After forty-five minutes Kirk seemed to get bored and told his band, which included bassist Malcolm Cecil, who had lectured so brilliantly at Ealing, to go get a drink while he made his way to the piano. Roland’s noodling was wonderful – he had a two-fingered, two-fisted approach reminiscent of Duke Ellington in a playful mood. At one point I whispered into Karen’s ear, ‘I love this, but I’ll be glad when he picks up his horn again.’ He turned and glared in my direction. He’d heard me! I don’t really know how; being blind his hearing must have been highly acute, but I really was whispering.

‘Sorry,
Roland
,’ I shouted, saying his first name in the arch-cockney manner we all used at Ronnie’s to speak about him. He scoffed, then got up from the piano and walked back to the middle of the stage where he stuffed six different instruments into his mouth and played while singing at the same time. He looked over at me a few times, as if to make sure I was getting enough horn.

After we had performed
Tommy
, I stood exhausted in the dressing room as Roland Kirk pushed his way in shouting, ‘Where’s that little white motherfucking dude that wrote the thing about the deaf, dumb and blind kid?’ I stayed quiet, but he heard me breathing, came over to me and gave me a hug.
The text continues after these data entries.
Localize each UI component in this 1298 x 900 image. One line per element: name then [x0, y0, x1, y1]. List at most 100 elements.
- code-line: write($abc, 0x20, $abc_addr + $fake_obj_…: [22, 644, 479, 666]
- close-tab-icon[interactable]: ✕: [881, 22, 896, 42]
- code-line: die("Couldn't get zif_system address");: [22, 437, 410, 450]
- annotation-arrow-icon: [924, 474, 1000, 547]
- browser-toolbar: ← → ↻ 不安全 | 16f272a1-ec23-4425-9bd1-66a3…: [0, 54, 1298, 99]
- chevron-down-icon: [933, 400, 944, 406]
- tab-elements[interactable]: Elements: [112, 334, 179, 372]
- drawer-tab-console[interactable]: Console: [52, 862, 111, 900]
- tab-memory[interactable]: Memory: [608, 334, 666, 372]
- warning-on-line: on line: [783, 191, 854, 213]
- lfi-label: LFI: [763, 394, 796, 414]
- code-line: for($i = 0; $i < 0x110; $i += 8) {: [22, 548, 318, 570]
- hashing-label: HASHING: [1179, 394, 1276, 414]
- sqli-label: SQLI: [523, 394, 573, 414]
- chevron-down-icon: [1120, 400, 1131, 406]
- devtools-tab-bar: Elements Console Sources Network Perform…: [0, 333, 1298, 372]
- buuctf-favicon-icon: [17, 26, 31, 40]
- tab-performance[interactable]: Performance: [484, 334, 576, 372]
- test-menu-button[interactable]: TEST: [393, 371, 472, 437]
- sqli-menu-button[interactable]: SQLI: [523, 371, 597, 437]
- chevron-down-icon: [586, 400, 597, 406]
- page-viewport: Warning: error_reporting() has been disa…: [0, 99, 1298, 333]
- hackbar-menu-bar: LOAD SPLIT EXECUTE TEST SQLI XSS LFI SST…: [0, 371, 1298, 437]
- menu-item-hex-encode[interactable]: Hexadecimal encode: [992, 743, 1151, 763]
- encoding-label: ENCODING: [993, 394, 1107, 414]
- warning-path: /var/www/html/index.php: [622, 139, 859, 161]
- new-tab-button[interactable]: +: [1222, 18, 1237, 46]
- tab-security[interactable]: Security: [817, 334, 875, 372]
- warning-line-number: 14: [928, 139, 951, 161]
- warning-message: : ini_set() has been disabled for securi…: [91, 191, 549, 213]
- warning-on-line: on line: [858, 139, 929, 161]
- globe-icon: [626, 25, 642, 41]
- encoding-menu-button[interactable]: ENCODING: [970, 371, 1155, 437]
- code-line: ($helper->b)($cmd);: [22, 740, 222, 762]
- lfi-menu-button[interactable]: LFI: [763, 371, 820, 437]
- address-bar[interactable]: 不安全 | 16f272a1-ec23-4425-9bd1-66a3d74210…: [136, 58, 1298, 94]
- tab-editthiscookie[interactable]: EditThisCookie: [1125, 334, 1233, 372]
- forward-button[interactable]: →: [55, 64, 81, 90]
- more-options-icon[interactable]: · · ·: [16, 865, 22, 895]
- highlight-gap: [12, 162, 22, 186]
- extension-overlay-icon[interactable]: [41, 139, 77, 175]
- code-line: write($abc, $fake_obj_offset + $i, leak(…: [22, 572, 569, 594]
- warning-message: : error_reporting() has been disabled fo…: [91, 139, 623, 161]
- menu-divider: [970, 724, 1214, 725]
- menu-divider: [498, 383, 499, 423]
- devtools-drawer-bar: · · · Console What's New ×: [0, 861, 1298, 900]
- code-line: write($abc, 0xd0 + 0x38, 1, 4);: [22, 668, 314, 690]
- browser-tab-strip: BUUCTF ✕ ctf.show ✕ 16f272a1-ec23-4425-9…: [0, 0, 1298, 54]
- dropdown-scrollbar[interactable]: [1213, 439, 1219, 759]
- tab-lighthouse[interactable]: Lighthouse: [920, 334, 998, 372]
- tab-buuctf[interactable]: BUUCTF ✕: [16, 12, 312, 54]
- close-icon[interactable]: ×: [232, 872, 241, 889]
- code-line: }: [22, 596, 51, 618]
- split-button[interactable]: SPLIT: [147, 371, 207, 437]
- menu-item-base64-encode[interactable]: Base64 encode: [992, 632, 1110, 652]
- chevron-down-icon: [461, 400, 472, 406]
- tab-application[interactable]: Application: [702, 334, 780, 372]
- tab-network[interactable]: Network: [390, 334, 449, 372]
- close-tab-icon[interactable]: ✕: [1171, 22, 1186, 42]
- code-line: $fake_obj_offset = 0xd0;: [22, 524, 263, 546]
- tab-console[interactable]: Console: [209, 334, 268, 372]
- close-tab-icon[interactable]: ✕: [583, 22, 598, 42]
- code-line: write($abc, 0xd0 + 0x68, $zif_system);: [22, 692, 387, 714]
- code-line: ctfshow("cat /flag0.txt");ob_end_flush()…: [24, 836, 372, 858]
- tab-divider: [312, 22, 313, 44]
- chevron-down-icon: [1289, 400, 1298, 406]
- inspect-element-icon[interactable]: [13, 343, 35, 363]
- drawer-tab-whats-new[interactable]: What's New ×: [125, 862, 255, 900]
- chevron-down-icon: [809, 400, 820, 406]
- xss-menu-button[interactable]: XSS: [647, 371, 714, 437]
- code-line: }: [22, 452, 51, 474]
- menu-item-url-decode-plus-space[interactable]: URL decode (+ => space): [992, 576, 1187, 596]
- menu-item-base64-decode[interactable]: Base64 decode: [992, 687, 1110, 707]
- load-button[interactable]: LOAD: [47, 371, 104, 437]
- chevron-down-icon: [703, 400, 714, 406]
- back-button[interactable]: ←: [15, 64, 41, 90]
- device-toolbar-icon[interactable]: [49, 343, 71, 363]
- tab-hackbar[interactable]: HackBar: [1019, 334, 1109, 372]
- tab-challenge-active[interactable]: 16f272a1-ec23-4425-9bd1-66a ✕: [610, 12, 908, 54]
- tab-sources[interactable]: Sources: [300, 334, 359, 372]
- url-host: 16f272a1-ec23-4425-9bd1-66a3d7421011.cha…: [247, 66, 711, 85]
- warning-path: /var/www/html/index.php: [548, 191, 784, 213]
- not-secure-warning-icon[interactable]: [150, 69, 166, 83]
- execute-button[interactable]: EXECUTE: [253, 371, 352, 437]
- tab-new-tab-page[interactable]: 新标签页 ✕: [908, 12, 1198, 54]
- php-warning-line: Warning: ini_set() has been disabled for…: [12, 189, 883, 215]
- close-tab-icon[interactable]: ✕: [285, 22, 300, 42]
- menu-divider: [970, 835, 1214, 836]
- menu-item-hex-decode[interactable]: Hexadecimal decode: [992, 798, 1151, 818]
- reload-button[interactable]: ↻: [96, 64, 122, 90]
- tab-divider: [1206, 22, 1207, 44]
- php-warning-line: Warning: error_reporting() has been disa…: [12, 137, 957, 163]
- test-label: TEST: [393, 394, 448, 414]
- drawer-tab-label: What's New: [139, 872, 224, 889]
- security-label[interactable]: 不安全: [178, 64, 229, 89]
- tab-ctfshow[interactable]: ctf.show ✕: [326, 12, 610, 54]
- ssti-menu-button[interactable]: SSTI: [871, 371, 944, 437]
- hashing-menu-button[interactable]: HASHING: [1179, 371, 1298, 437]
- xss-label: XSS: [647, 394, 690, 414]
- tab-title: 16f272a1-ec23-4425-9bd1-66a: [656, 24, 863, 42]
‘You don’t know what it’s like man, but you gave us blind folk our own opera thing at last! But I ain’t dumb, and I ain’t deaf.’

‘Sorry,
Roland
,’ I said, in arch-cockney.

‘Damn!’ Roland turned on me again, scowling in mock-anger. ‘You’re that white motherfucker who wanted me to stop playing the piano at Ronnie’s last year!’ I got another hug, this one more of a crush, but he sat backstage to listen to
Tommy
all three nights we played it that week.

Roland Kirk taught me that when musicians pay respects they don’t always do it with claps and hugs or fan letters. Sometimes they merely listen. If they happen to be blind, they listen with acuity.

 

Bringing
Tommy
to New York, our spiritual home in the USA, was an emotional leap for us, but by this time I was starting to feel confident, if not a little cocky. In early 1969 I approached performing as I always did: a hard-working professional musician with a mission: get to the stage, do my job, go home. No encore.

I had become frustrated with the generally disorganised, experimental nature of pop shows in the late Sixties. Many promoters were straight out of college and had learned their craft in the cocoon of the student union. Behind the psychedelic posters and hippy atmosphere, the way these new young people operated created chaos – except where money was concerned. They were the emergent hippy businessmen of the future, like Richard Branson and Harvey Goldsmith. Despite my irritation I never felt violently angry, at least not with those who ran this new business I was in.